QMSP was performed using DNA primers specific for unmethylated CD3E, ACTA2, PDPN, and HNF4A gene promoter regions (See Supplementary Table 5 for primer sequences). BS conversion was performed with the EZ DNA Methylation-Direct™ Kit (ZYMO research) according to the manufacturer’s protocol. QMSP was performed using the ViiA™ 7 Real-Time PCR system (Applied Biosystems). Biomarker assay reactions were carried out in triplicate in a final volume of 6 µl and contained 2.5 µl TaqMan® Universal PCR Master Mix, No AmpErase® UNG (Applied Biosystems), 0.15 µl of 20 pmol/µl forward and reverse primer, 0.2 µl of 5 pmol/µl hydrolysis probe, 0.125 µl TEMPase hot start DNA polymerase, 0.4 µl of 12.5 pmol/µl dNTP mix, 0.475 µl H2O, and 2 µl of 2.5 ng/µl BS treated DNA template. AluC4A reference gene reactions were carried out in triplicate in a final volume of 6 µl and contained 2.5 µl TaqMan® Universal PCR Master Mix, No AmpErase® UNG (Applied Biosystems), 0.2 µl of 25 pmol/µl forward and reverse primer, 0.1 µl of 17 pmol/µl hydrolysis probe, 0.125 µl TEMPase hot start DNA polymerase, 0.4 µl of 12.5 pmol/µl dNTP mix, 0.475 µl H2O, and 2 µl of 2.5 ng/µl BS treated DNA template. QMSP reactions were mixed in MicroAmp Optical 384 Well reaction Plates (Applied Biosystem) and run on the ViiA™ 7 Real-Time PCR system (Applied Biosystems) with the following PCR program: denaturation at 95 °C for 10 min, followed by 40 cycles at 95 °C for 15 s, and 60 °C for 1 min. The ViiA7TM software (Applied Biosystems) was used for evaluation of the fluorescence signals and the ΔCT was calculated by the use of the reference gene AluC4A. Subtyping was performed using ΔCTHNF4A as a marker for CRC2 and the average of ΔCTCD3E and ΔCTACTA2 as a marker for CRC1 (high stromal/immune cell infiltration). Samples with a ΔCTHNF4A/(ΔCTCD3E +  ΔCTACTA2)average ratio <0.85 were defined as CRC2 samples. CT values were measured three times for each sample (technical triplicates).

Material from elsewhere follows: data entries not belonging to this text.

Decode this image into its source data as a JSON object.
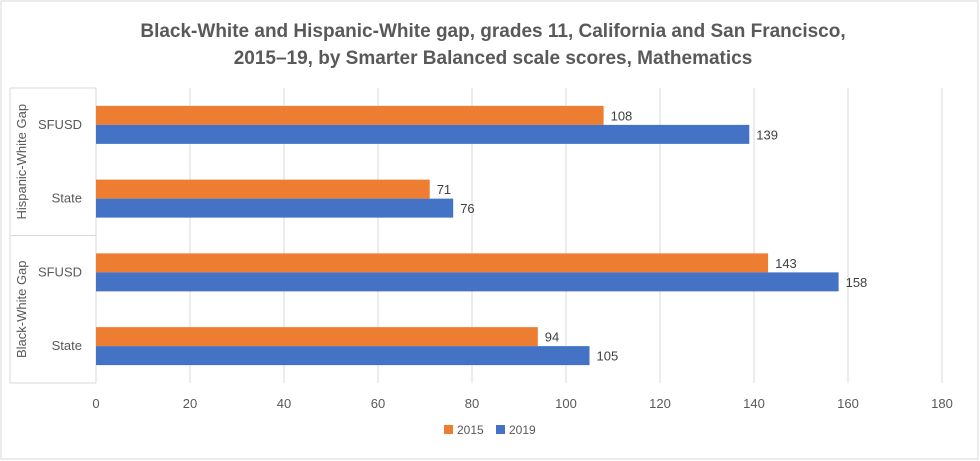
{
  "chart_data": {
    "type": "bar",
    "orientation": "horizontal",
    "title_lines": [
      "Black-White and Hispanic-White gap, grades 11, California and San Francisco,",
      "2015–19, by Smarter Balanced scale scores, Mathematics"
    ],
    "groups": [
      {
        "name": "Hispanic-White Gap",
        "categories": [
          "SFUSD",
          "State"
        ]
      },
      {
        "name": "Black-White Gap",
        "categories": [
          "SFUSD",
          "State"
        ]
      }
    ],
    "series": [
      {
        "name": "2015",
        "color": "#ED7D31",
        "values": [
          108,
          71,
          143,
          94
        ]
      },
      {
        "name": "2019",
        "color": "#4472C4",
        "values": [
          139,
          76,
          158,
          105
        ]
      }
    ],
    "xlim": [
      0,
      180
    ],
    "xticks": [
      0,
      20,
      40,
      60,
      80,
      100,
      120,
      140,
      160,
      180
    ],
    "grid": true,
    "legend_position": "bottom"
  }
}
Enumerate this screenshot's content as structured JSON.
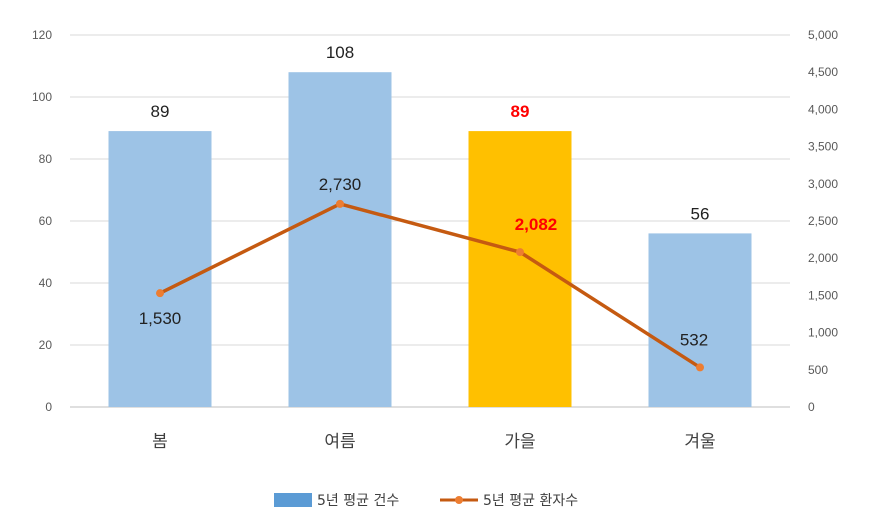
{
  "chart_data": {
    "type": "bar+line",
    "categories": [
      "봄",
      "여름",
      "가을",
      "겨울"
    ],
    "series": [
      {
        "name": "5년 평균 건수",
        "type": "bar",
        "axis": "left",
        "values": [
          89,
          108,
          89,
          56
        ],
        "value_labels": [
          "89",
          "108",
          "89",
          "56"
        ],
        "color": "#9dc3e6",
        "highlight_index": 2,
        "highlight_color": "#ffc000"
      },
      {
        "name": "5년 평균 환자수",
        "type": "line",
        "axis": "right",
        "values": [
          1530,
          2730,
          2082,
          532
        ],
        "value_labels": [
          "1,530",
          "2,730",
          "2,082",
          "532"
        ],
        "color": "#c55a11",
        "marker_color": "#ed7d31",
        "highlight_index": 2
      }
    ],
    "left_axis": {
      "ylim": [
        0,
        120
      ],
      "ticks": [
        0,
        20,
        40,
        60,
        80,
        100,
        120
      ],
      "tick_labels": [
        "0",
        "20",
        "40",
        "60",
        "80",
        "100",
        "120"
      ]
    },
    "right_axis": {
      "ylim": [
        0,
        5000
      ],
      "ticks": [
        0,
        500,
        1000,
        1500,
        2000,
        2500,
        3000,
        3500,
        4000,
        4500,
        5000
      ],
      "tick_labels": [
        "0",
        "500",
        "1,000",
        "1,500",
        "2,000",
        "2,500",
        "3,000",
        "3,500",
        "4,000",
        "4,500",
        "5,000"
      ]
    },
    "grid": true,
    "legend_position": "bottom",
    "highlight_label_color": "#ff0000"
  }
}
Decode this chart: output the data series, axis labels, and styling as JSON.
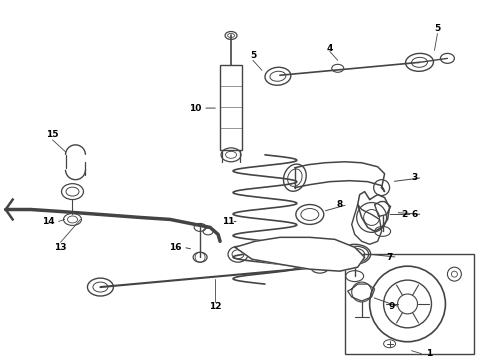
{
  "background_color": "#ffffff",
  "line_color": "#444444",
  "fig_width": 4.9,
  "fig_height": 3.6,
  "dpi": 100
}
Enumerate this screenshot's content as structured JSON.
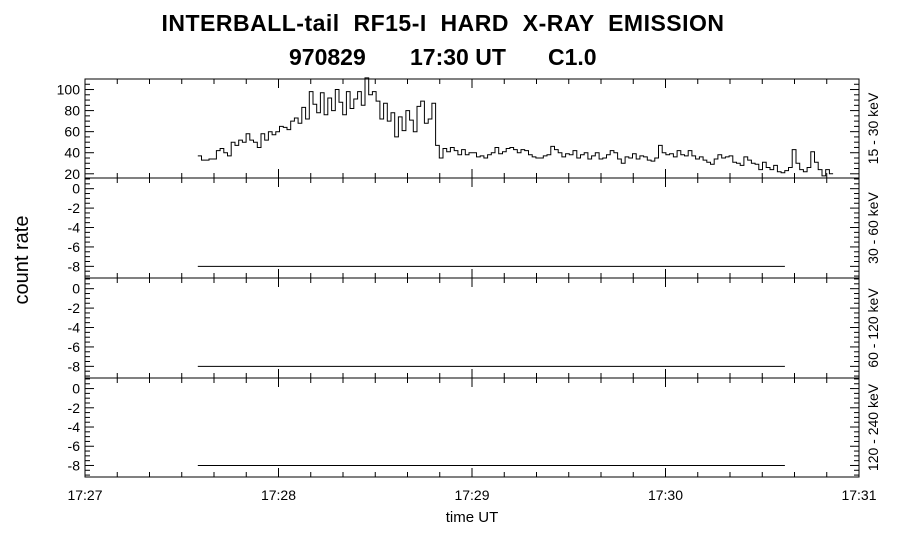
{
  "header": {
    "title": "INTERBALL-tail  RF15-I  HARD  X-RAY  EMISSION",
    "date": "970829",
    "time": "17:30 UT",
    "flare_class": "C1.0"
  },
  "chart_data": {
    "type": "line",
    "style": "step",
    "ylabel": "count rate",
    "xlabel": "time UT",
    "x_ticks": [
      "17:27",
      "17:28",
      "17:29",
      "17:30",
      "17:31"
    ],
    "x_range_minutes": [
      0,
      4
    ],
    "panels": [
      {
        "name": "15 - 30 keV",
        "ylim": [
          16,
          110
        ],
        "y_ticks": [
          "20",
          "40",
          "60",
          "80",
          "100"
        ],
        "y_tick_values": [
          20,
          40,
          60,
          80,
          100
        ],
        "x_start": 0.583,
        "x_step": 0.0192,
        "values": [
          37,
          33,
          33,
          34,
          34,
          42,
          44,
          40,
          37,
          50,
          47,
          52,
          50,
          58,
          52,
          50,
          45,
          58,
          52,
          60,
          57,
          60,
          65,
          64,
          62,
          70,
          73,
          68,
          83,
          72,
          98,
          86,
          78,
          97,
          76,
          92,
          80,
          100,
          88,
          76,
          98,
          82,
          91,
          98,
          85,
          111,
          95,
          98,
          89,
          72,
          87,
          70,
          78,
          55,
          74,
          61,
          80,
          71,
          60,
          84,
          89,
          68,
          72,
          87,
          47,
          35,
          44,
          41,
          45,
          42,
          38,
          43,
          38,
          40,
          40,
          36,
          37,
          35,
          38,
          40,
          45,
          39,
          41,
          44,
          45,
          43,
          40,
          43,
          42,
          38,
          36,
          35,
          35,
          37,
          38,
          46,
          43,
          40,
          36,
          39,
          38,
          42,
          35,
          38,
          40,
          34,
          37,
          40,
          34,
          35,
          38,
          42,
          40,
          34,
          30,
          36,
          35,
          39,
          34,
          37,
          36,
          33,
          32,
          35,
          47,
          40,
          38,
          39,
          36,
          42,
          38,
          37,
          42,
          37,
          34,
          36,
          33,
          31,
          29,
          34,
          38,
          35,
          36,
          37,
          31,
          30,
          28,
          36,
          33,
          30,
          29,
          24,
          31,
          26,
          24,
          28,
          22,
          21,
          23,
          26,
          43,
          30,
          24,
          22,
          26,
          41,
          31,
          24,
          18,
          24,
          20
        ]
      },
      {
        "name": "30 - 60 keV",
        "ylim": [
          -9.2,
          1.1
        ],
        "y_ticks": [
          "0",
          "-2",
          "-4",
          "-6",
          "-8"
        ],
        "y_tick_values": [
          0,
          -2,
          -4,
          -6,
          -8
        ],
        "flat_value": -8,
        "flat_x_range": [
          0.583,
          3.617
        ]
      },
      {
        "name": "60 - 120 keV",
        "ylim": [
          -9.2,
          1.1
        ],
        "y_ticks": [
          "0",
          "-2",
          "-4",
          "-6",
          "-8"
        ],
        "y_tick_values": [
          0,
          -2,
          -4,
          -6,
          -8
        ],
        "flat_value": -8,
        "flat_x_range": [
          0.583,
          3.617
        ]
      },
      {
        "name": "120 - 240 keV",
        "ylim": [
          -9.2,
          1.1
        ],
        "y_ticks": [
          "0",
          "-2",
          "-4",
          "-6",
          "-8"
        ],
        "y_tick_values": [
          0,
          -2,
          -4,
          -6,
          -8
        ],
        "flat_value": -8,
        "flat_x_range": [
          0.583,
          3.617
        ]
      }
    ]
  }
}
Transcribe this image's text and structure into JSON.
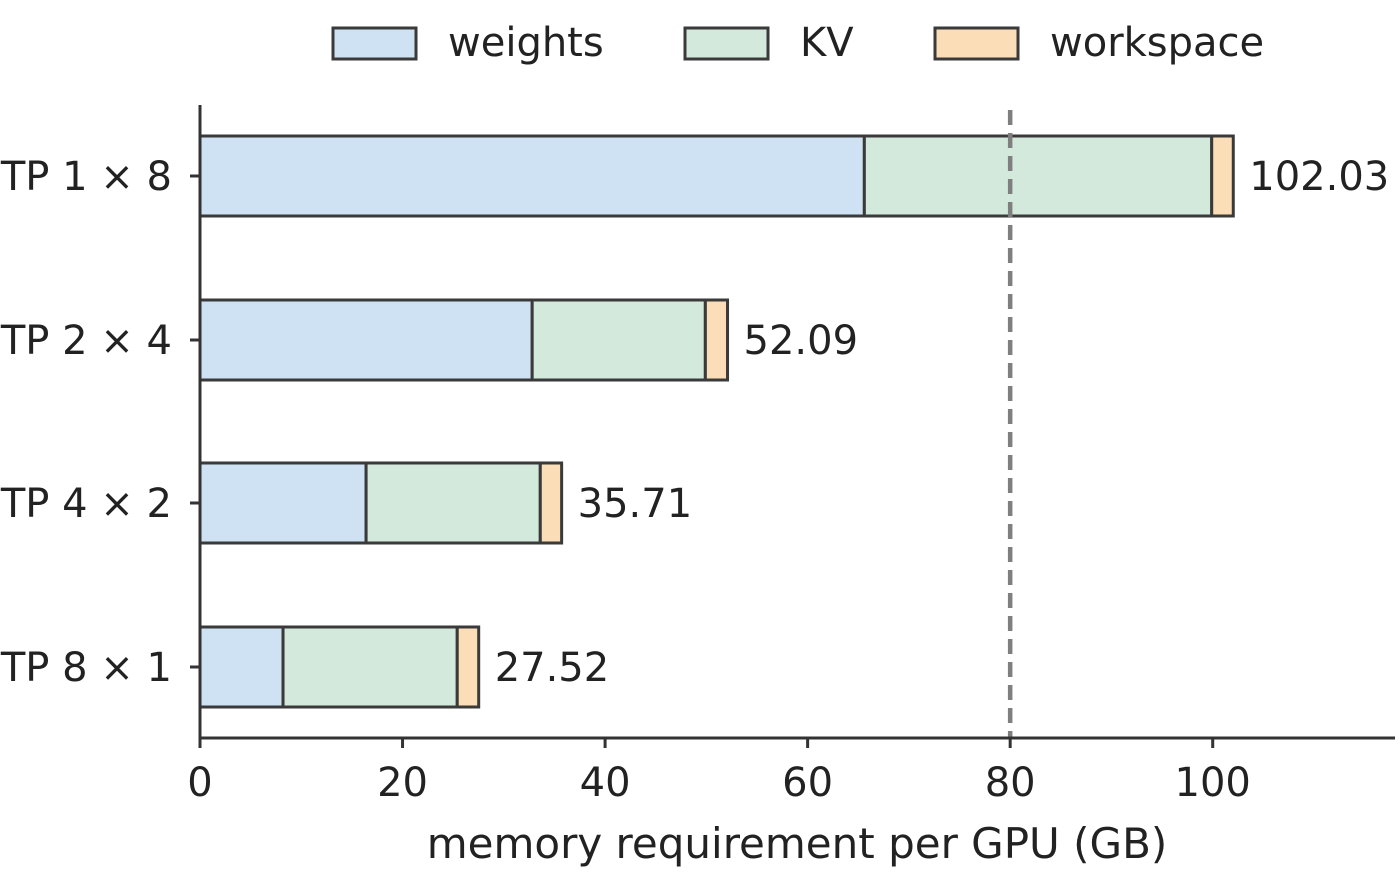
{
  "chart_data": {
    "type": "bar",
    "orientation": "horizontal",
    "stacked": true,
    "categories": [
      "TP 1 × 8",
      "TP 2 × 4",
      "TP 4 × 2",
      "TP 8 × 1"
    ],
    "series": [
      {
        "name": "weights",
        "color": "#cfe2f3",
        "values": [
          65.6,
          32.8,
          16.4,
          8.2
        ]
      },
      {
        "name": "KV",
        "color": "#d3e9dc",
        "values": [
          34.3,
          17.1,
          17.2,
          17.2
        ]
      },
      {
        "name": "workspace",
        "color": "#fbddb8",
        "values": [
          2.13,
          2.19,
          2.11,
          2.12
        ]
      }
    ],
    "totals": [
      102.03,
      52.09,
      35.71,
      27.52
    ],
    "total_labels": [
      "102.03",
      "52.09",
      "35.71",
      "27.52"
    ],
    "xlabel": "memory requirement per GPU (GB)",
    "ylabel": "",
    "xlim": [
      0,
      118
    ],
    "xticks": [
      0,
      20,
      40,
      60,
      80,
      100
    ],
    "xtick_labels": [
      "0",
      "20",
      "40",
      "60",
      "80",
      "100"
    ],
    "reference_line": {
      "x": 80,
      "style": "dashed",
      "color": "#7f7f7f"
    },
    "legend": {
      "position": "top",
      "entries": [
        "weights",
        "KV",
        "workspace"
      ]
    },
    "grid": false
  }
}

Statistical analysis and RFS analysis

Unless otherwise noted, statistical significance of differences between groups was determined using a non-parametric WRS test. During Submap analysis28 and pre-ranked GSEA29 a FDR-corrected P value < 0.05 was considered significant and P values were provided by the corresponding software. During gene list enrichment analysis an adjusted P value < 0.05 was considered significant (provided by the Enrichr software30). During eFORGE analysis a Q-value < 0.05 was considered significant (provided by the eFORGE software). RFS analysis was performed in UICC TNM stage II–III samples with good clinical annotation and follow-up (Supplementary Table 1). The inclusion criteria were as follow: A minimum of 2 years follow-up and survival after tumor resection, no local recurrence of the disease, no other cancer within 3 years, and no synchronous cancers. RFS was measured from date of surgery to verified first radiologic recurrence (distant) and was censored at the last follow-up or death. The following average normalized β-value cutoffs were used for the CD3E, ACTA2, and PDPN CpG probes to stratify patients into high- and low relapse risk groups: β-valueCD3E < 1, average β-valueACTA2, PDPN ≤ 1. The following ΔCT cutoffs were used for the CD3E, ACTA2, and PDPN QMSP biomarker assays to stratify patients into high- and low relapse risk groups: ΔCTCD3E < 19.5, ΔCTACTA2 < 15.55, ΔCTPDPN < 13.5. Survival analysis was performed using the Kaplan–Meier method with the Stata/IC 14.2 (StataCorp) software. Significance was evaluated by log-rank test of equality. Cox proportional hazards regression analysis was used to assess the impact of MethCORR risk groups, TNM stage, and MSI status on RFS. The proportional hazard assumption was tested by a global test of the Schoenfeld residuals.

Reporting summary

Further information on research design is available in the Nature Research Reporting Summary linked to this article.